À cela s’ajoute la baisse des cours de certaines matières premières, qui réduit mécaniquement la valeur des ventes à l’étranger, tandis que l’augmentation des importations liées aux projets d’investissement «neutralise l’effet positif des exportations, même lorsque celles-ci progressent».

Le Maroc renoue ainsi avec un déséquilibre structurel du modèle de croissance. Selon l’expert, «la demande interne progresse beaucoup plus vite que la demande extérieure, créant un déficit commercial et une contribution négative du commerce extérieur à la croissance».

Il reconnaît que ce modèle n’est viable «que si les investissements conduisent à une montée en gamme des exportations et à une diversification de la base productive». Dans le cas contraire, le risque est de retomber dans un schéma de croissance coûteuse, dépendante des financements publics et peu transformante.

Ce phénomène n’est pas propre au Maroc. En Europe également, de nombreux pays comme la France ou l’Allemagne voient leur croissance davantage portée par la demande interne. Toutefois, la comparaison s’arrête là: «Contrairement à ces économies avancées qui disposent d’une base industrielle solide et d’un système de protection sociale puissant, le Maroc n’a pas la même marge budgétaire ni la même structure productive», prévient-il.

Cela rend le déséquilibre plus risqué. Il suggère que le Maroc s’inspire plutôt des trajectoires de pays émergents asiatiques: «Il faut utiliser la phase actuelle de demande interne forte pour préparer son redéploiement externe», notamment en misant sur des niches exportatrices, sur la productivité et sur le contenu local.

Mohammed Jadri appelle à faire du moteur interne un levier de mutation productive. «La demande intérieure doit devenir un levier de transformation productive, pas un simple moteur conjoncturel», insiste-t-il.

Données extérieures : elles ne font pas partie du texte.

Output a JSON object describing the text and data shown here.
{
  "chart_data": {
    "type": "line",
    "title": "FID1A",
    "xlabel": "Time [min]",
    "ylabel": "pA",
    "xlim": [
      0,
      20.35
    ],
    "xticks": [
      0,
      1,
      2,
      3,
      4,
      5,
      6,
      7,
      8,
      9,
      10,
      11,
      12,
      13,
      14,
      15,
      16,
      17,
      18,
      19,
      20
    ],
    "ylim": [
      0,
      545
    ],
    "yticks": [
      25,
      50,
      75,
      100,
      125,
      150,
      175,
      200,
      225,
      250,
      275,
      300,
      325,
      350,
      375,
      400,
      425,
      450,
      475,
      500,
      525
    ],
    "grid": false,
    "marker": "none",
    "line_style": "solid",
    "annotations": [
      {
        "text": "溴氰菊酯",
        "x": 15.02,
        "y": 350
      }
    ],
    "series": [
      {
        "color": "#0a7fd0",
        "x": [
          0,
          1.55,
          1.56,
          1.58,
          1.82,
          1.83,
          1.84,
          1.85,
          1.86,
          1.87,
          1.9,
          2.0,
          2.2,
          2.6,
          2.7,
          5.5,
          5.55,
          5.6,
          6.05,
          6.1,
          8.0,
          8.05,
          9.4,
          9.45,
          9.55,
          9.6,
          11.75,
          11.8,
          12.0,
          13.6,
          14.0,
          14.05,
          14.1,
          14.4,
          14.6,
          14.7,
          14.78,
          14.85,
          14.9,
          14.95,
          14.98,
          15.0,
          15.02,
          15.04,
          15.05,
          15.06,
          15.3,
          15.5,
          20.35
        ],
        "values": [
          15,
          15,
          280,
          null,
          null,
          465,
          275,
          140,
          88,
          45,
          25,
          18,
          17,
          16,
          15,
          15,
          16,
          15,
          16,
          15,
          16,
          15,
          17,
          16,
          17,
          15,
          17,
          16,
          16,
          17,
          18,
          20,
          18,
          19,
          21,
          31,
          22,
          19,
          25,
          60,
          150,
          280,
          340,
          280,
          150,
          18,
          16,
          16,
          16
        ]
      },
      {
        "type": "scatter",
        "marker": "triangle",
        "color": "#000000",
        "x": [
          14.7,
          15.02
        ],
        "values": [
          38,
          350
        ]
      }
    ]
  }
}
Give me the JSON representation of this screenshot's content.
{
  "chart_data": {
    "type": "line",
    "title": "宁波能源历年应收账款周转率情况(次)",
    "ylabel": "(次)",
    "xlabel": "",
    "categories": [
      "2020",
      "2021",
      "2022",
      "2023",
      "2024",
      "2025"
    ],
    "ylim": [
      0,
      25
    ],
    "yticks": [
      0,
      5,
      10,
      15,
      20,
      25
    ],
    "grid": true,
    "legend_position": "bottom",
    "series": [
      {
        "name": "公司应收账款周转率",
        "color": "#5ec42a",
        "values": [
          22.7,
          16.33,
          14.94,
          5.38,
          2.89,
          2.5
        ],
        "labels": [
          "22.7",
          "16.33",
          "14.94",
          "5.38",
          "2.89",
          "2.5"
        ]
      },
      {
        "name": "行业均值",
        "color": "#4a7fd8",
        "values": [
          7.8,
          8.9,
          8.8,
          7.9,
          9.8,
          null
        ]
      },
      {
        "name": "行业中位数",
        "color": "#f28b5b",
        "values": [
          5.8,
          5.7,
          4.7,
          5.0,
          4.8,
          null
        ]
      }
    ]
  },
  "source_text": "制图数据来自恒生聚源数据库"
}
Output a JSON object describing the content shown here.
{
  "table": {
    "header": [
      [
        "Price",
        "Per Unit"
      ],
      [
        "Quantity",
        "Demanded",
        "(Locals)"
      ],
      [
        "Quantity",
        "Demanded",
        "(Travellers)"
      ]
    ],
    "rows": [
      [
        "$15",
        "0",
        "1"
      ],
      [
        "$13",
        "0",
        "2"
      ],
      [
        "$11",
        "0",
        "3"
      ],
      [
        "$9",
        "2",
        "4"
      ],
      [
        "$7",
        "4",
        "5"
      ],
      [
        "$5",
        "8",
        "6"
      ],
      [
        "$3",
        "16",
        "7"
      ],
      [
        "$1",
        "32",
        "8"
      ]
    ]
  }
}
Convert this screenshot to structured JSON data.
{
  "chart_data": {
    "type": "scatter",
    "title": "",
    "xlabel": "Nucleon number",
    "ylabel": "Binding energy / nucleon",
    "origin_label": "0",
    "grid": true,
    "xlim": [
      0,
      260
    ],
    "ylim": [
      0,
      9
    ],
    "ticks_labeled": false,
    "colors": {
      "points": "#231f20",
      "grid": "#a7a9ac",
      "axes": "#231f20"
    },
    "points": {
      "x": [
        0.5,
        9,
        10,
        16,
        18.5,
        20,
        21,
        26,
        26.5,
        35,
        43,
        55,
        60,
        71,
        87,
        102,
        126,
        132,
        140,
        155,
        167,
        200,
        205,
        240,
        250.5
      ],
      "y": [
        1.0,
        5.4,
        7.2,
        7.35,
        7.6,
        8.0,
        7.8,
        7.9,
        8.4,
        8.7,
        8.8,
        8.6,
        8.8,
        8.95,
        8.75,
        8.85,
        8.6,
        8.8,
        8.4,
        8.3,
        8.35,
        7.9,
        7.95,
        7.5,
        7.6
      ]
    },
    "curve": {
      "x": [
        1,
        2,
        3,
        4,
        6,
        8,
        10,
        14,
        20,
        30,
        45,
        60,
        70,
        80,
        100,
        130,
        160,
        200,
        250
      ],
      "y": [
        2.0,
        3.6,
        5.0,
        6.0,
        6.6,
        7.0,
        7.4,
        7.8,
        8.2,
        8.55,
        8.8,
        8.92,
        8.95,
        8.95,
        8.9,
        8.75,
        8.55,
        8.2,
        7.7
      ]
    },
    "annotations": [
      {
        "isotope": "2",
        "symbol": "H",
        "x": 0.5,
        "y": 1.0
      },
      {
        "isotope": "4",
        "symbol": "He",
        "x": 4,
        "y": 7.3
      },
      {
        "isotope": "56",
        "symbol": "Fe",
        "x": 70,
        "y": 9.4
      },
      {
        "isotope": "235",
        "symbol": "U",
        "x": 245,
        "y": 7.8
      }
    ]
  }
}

Renforcer la demande extérieure suppose avant tout une montée en gamme de l’offre exportable, une compétitivité structurelle améliorée à travers des réformes logistiques, fiscales et de formation ainsi qu’une gestion macroéconomique plus prudente. Faute de quoi, le Maroc pourrait se retrouver dans «un piège de croissance molle, où les effets sont temporaires et non transformateurs».